Creating Shareholder Value
Some companies create enormous amounts of shareholder value. Others convert investors' capital into tax losses.
Everyone wants to understand the key ingredients and contributions that are common to the companies that multiply investor capital by ten, or a hundred, times.
One thing most veterans would agree on is that shareholder value is not created linearly. Instead it is created in stages. This is illustrated, from the investors perspective, in Value Stages.
Value is also almost always created by teams, not single individuals. Very often, the most successful early stage companies are ones where the entrepreneurial team is complemented by an excellent team of financial partners. The financial partners help the entrepreneurs with financings, governance and the eventual exit transaction.

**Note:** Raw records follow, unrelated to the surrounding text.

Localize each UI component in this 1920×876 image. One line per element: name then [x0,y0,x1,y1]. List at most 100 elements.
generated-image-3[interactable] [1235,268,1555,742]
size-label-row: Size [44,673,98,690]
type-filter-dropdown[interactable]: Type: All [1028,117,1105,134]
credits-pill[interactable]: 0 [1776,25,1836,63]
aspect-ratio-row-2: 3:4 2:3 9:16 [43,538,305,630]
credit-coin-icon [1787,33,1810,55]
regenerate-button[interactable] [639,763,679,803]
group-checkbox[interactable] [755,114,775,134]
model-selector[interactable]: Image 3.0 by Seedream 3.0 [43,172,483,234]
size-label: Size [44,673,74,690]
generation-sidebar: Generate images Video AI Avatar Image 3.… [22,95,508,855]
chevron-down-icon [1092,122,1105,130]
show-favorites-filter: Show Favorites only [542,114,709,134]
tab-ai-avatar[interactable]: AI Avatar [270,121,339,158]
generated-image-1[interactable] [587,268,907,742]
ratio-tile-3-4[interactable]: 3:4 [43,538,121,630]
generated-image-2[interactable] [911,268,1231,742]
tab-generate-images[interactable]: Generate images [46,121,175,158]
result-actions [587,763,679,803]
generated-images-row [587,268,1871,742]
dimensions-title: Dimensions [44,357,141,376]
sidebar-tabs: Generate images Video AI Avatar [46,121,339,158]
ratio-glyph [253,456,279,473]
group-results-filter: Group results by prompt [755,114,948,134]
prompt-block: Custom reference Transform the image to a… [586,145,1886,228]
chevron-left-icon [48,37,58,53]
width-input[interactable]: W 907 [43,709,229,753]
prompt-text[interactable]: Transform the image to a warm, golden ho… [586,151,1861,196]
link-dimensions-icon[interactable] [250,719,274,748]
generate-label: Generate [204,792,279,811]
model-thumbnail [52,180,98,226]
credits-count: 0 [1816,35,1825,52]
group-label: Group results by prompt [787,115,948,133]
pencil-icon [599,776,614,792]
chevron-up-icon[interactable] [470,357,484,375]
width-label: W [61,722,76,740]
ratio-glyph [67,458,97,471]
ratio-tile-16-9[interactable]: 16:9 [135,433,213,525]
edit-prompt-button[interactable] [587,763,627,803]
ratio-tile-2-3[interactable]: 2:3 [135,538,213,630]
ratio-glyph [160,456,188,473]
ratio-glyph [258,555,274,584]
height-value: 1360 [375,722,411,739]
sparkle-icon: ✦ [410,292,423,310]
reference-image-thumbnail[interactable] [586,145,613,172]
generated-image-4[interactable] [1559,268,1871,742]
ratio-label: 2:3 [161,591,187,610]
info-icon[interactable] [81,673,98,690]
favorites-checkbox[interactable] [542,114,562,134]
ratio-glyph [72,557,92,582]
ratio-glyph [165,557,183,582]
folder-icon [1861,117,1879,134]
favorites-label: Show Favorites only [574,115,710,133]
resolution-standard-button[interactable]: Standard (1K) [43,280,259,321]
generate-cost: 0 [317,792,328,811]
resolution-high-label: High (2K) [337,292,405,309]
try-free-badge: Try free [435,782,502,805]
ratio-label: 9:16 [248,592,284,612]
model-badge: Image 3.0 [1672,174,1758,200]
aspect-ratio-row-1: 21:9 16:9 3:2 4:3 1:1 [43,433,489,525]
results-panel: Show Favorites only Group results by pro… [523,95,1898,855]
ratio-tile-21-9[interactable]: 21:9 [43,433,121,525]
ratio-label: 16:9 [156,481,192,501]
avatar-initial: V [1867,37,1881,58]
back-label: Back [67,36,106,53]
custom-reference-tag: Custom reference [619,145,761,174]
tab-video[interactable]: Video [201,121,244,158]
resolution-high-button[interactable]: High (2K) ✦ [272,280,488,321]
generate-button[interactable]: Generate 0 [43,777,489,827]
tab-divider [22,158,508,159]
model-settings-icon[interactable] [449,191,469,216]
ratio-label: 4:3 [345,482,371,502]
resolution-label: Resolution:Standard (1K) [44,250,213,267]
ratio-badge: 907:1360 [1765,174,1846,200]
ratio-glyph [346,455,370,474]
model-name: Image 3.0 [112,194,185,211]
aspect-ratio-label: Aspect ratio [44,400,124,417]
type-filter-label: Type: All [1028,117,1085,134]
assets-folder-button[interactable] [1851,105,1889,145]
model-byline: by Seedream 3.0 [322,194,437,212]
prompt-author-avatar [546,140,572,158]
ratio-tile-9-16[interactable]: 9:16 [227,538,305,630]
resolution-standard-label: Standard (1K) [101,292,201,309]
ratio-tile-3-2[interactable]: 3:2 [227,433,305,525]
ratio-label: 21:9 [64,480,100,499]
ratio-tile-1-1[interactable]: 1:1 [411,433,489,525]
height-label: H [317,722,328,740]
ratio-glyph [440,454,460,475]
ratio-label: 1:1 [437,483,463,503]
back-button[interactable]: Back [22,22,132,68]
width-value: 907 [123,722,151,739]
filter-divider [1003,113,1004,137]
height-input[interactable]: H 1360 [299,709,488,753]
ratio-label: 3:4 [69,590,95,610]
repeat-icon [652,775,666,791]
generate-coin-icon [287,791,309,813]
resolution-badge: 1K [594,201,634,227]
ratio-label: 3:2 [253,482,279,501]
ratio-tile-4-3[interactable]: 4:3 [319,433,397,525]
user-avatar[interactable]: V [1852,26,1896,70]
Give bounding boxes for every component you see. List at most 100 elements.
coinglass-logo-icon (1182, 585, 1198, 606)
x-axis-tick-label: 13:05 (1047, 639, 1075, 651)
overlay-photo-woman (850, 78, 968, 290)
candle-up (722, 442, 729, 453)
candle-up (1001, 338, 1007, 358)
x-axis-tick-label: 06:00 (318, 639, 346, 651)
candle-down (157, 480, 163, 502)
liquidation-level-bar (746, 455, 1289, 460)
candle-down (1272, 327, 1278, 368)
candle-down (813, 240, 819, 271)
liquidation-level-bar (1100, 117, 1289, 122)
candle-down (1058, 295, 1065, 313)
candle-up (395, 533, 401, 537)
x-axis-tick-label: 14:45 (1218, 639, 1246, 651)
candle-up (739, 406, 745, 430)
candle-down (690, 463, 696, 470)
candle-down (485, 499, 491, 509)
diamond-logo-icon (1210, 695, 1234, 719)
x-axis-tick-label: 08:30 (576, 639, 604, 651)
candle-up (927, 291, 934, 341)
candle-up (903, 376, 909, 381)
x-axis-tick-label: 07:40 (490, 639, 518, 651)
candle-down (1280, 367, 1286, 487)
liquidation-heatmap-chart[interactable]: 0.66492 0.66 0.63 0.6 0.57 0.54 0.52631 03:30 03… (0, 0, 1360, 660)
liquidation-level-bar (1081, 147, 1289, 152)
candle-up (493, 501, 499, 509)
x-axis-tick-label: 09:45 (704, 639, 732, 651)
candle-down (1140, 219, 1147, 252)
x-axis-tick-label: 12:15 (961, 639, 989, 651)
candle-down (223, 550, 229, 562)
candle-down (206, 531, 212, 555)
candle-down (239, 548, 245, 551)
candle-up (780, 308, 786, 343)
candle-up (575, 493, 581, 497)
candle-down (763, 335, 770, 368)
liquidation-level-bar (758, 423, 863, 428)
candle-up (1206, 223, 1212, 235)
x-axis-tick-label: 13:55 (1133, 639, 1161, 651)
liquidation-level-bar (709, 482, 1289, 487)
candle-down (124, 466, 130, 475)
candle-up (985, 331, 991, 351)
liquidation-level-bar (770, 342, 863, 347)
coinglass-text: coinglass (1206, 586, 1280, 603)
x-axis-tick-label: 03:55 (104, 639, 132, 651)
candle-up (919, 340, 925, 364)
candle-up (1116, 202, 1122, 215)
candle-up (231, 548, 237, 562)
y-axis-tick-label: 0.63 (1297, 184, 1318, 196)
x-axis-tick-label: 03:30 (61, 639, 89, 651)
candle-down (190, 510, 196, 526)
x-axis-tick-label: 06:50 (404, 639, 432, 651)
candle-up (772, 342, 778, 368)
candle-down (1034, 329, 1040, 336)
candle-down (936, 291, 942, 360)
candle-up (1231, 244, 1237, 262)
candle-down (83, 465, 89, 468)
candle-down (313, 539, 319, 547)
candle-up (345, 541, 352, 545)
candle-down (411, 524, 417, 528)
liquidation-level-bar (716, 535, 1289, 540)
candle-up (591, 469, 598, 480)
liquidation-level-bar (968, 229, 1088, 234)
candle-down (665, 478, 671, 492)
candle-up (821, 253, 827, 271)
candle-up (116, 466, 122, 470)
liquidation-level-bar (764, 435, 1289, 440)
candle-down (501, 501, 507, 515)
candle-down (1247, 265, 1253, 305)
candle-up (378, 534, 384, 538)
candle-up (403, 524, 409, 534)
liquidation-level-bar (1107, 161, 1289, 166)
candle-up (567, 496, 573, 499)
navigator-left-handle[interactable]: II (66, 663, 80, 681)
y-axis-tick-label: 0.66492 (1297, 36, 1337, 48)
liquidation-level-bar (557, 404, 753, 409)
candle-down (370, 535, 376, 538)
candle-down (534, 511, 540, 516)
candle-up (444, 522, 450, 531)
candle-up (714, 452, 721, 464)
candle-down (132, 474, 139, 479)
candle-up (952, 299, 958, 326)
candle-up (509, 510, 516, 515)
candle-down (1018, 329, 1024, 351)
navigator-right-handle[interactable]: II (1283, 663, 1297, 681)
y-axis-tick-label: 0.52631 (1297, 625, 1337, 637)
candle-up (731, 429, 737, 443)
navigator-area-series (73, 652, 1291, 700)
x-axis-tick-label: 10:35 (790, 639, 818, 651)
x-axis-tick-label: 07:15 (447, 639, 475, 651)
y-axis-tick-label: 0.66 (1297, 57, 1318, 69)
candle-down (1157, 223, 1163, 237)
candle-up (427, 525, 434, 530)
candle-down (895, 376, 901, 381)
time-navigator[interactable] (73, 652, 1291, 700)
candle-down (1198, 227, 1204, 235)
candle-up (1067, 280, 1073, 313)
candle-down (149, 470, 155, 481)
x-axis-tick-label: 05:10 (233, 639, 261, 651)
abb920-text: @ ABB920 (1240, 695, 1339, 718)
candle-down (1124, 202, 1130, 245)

This type of partnership works well because young entrepreneurs haven't yet gained the experience of executing dozens of financings or multiple exits. At this early stage in their careers, they may have yet to sit on another real board.
Good financial partners can contribute to a broad range of companies because their skills are highly transferable. They have often become experts at financings, exits and governance because they have been doing them for many years -- often decades. This is one of the classic areas where mentors can multiply the success of entrepreneurs.
An attempt to illustrate the contributions of the financial partners and the entrepreneurial team is illustrated on Financial Partners Contributions.
Another view of the financial partners' contributions, shown as an overlay of the various functions carried out in the enterprise, is diagrammed on Financial Partners Contributions Map.
Neither of these two dimensional images can adequately describe the complex multi-faceted interaction between the financial partners and the entrepreneurs but can hopefully create a foundation for some interesting discussion.